斬新な発想でファッション業界をつねに盛り上げているデザイナー『キム・ジョーンズ』。シュプリーム×ルイ・ヴィトン、ディオール×ナイキ、GU×キム・ジョーンズなど異色のコラボで度々注目を集めています。
そんなキム・ジョーンズの人物像や経歴、手がけたコラボや代表的なアイテムを紹介。「ストリートファッションに興味がある」「ストリートファッションが好き」という方は要チェックです!
目次
- 1 イギリス生まれのデザイナー『キム・ジョーンズ』とはどんな人物?
- 2 【経歴】2003年にKim Jonesを発表~2025年DIORのディレクター退任
- 2.1 2003年にKim Jonesを設立!2004年にファーストシーズンをロンドンで発表&アンブロとコラボ
- 2.2 2006年にメンズウェアデザイナーオブザイヤー受賞!
- 2.3 2008年に自社ブランド休止、その後Dunhillのデザイナーに就任
- 2.4 2011年LVからマサイチェックでLouis Vuittonキム・ジョーンズをスタート
- 2.5 2016年LV初のWネーム!fragment designとコラボ
- 2.6 2017年異例のLouis Vuitton×Supremeとコラボを実現!
- 2.7 2018年ブランドkim jones再始動!NIKEコラボ&GUコラボ!
- 2.8 2018年3月にDIORのデザイナーに就任!キム・ジョーンズ新章開幕
- 2.9 2020年ディオールがStüssyやNIKEとまさかのコラボ!?
- 2.10 2020年9月にフェンディのウィメンズ部門ディレクターに就任!
- 2.11 【現在】2025年にDIORのディレクターを退任
- 3 キム・ジョーンズはファッションブランドに激震を走らせたデザイナー
イギリス生まれのデザイナー『キム・ジョーンズ』とはどんな人物?
- フルネーム: Kim Niklas Jones(キム・ニクラス・ジョーンズ)
- 誕生日: 1973年9月11日
- 生まれ: イギリス ロンドン ハマースミス
- 国籍: イギリス
- 最終学歴: セントラル・セント・マーチンズ
イギリスのロンドン生まれのキム・ジョーンズ。

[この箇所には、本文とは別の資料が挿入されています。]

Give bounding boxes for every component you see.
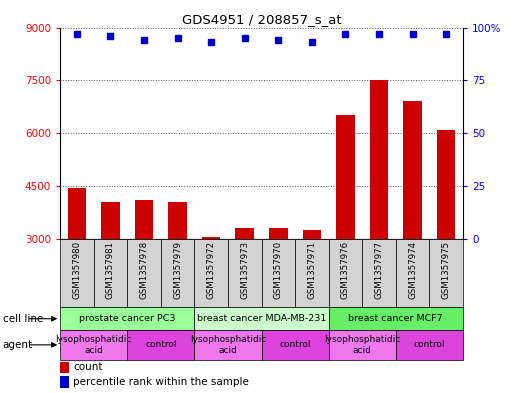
Bar (195, 239, 228, 307)
Bar (202, 237, 220, 239)
Bar (60, 376, 69, 387)
Bar (269, 228, 288, 239)
Text: percentile rank within the sample: percentile rank within the sample (73, 377, 249, 387)
Bar (370, 80, 388, 239)
Bar (228, 239, 262, 307)
Bar (403, 101, 422, 239)
Bar (168, 202, 187, 239)
Text: GSM1357971: GSM1357971 (308, 241, 316, 299)
Text: control: control (414, 340, 445, 349)
Text: GSM1357975: GSM1357975 (441, 241, 451, 299)
Bar (328, 239, 362, 307)
Bar (396, 330, 463, 360)
Text: control: control (279, 340, 311, 349)
Text: GSM1357972: GSM1357972 (207, 241, 215, 299)
Text: lysophosphatidic
acid: lysophosphatidic acid (190, 335, 266, 354)
Text: GSM1357977: GSM1357977 (374, 241, 383, 299)
Text: control: control (145, 340, 177, 349)
Text: GSM1357979: GSM1357979 (173, 241, 182, 299)
Bar (235, 228, 254, 239)
Bar (135, 200, 153, 239)
Bar (336, 116, 355, 239)
Bar (328, 307, 463, 330)
Text: GSM1357970: GSM1357970 (274, 241, 283, 299)
Text: prostate cancer PC3: prostate cancer PC3 (79, 314, 176, 323)
Title: GDS4951 / 208857_s_at: GDS4951 / 208857_s_at (181, 13, 342, 26)
Bar (396, 239, 429, 307)
Bar (101, 202, 120, 239)
Bar (127, 330, 195, 360)
Bar (60, 239, 94, 307)
Bar (127, 239, 161, 307)
Bar (60, 330, 127, 360)
Bar (295, 239, 328, 307)
Text: cell line: cell line (3, 314, 43, 324)
Text: count: count (73, 362, 103, 372)
Bar (429, 239, 463, 307)
Text: GSM1357978: GSM1357978 (140, 241, 149, 299)
Bar (195, 330, 262, 360)
Text: lysophosphatidic
acid: lysophosphatidic acid (324, 335, 401, 354)
Text: breast cancer MDA-MB-231: breast cancer MDA-MB-231 (197, 314, 326, 323)
Bar (60, 362, 69, 373)
Bar (161, 239, 195, 307)
Text: GSM1357973: GSM1357973 (240, 241, 249, 299)
Bar (303, 230, 321, 239)
Text: GSM1357980: GSM1357980 (72, 241, 82, 299)
Bar (67, 187, 86, 239)
Text: breast cancer MCF7: breast cancer MCF7 (348, 314, 443, 323)
Text: GSM1357976: GSM1357976 (341, 241, 350, 299)
Bar (60, 307, 195, 330)
Bar (195, 307, 328, 330)
Text: GSM1357981: GSM1357981 (106, 241, 115, 299)
Bar (262, 330, 328, 360)
Text: lysophosphatidic
acid: lysophosphatidic acid (55, 335, 132, 354)
Bar (362, 239, 396, 307)
Bar (262, 239, 295, 307)
Bar (437, 130, 456, 239)
Text: agent: agent (3, 340, 33, 350)
Bar (328, 330, 396, 360)
Bar (94, 239, 127, 307)
Text: GSM1357974: GSM1357974 (408, 241, 417, 299)
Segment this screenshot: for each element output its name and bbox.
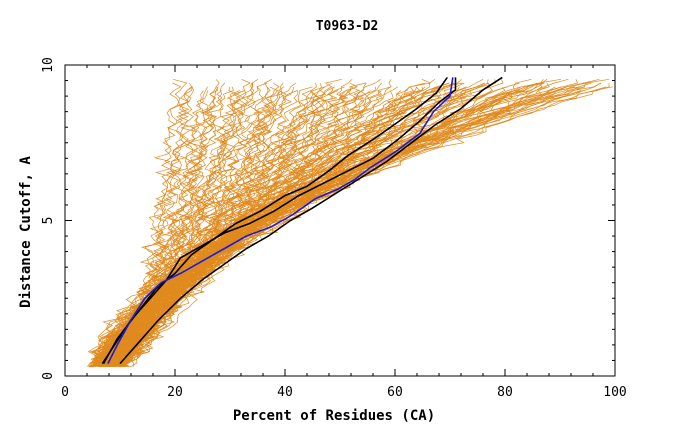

幼少期は父親の仕事の影響で南米やアフリカなどで過ごします。その後ロンドンへ戻り、アートとデザインの分野で学びを深める道を選びました。ロンドンにあるキャンバーウェル・カレッジ・オブ・アーツで芸術の基礎を学んだのち、セントラル・セント・マーチンズのMAファッションコースでグラフィックや3Dデザイン、演劇など幅広いデザインを習得。2002年に卒業しました。
キム・ジョーンズを変えた、マイケル・コッペルマンとの出会い
キム・ジョーンズと言えばハイブランド×ストリートファッションの仕掛人で“ストリートファッション”のイメージを持つ方も多いでしょう。キム・ジョーンズの現在のスタイルに大きな影響を与えたのが、Gimme5の創設者であるマイケル・コッペルマンだといわれています。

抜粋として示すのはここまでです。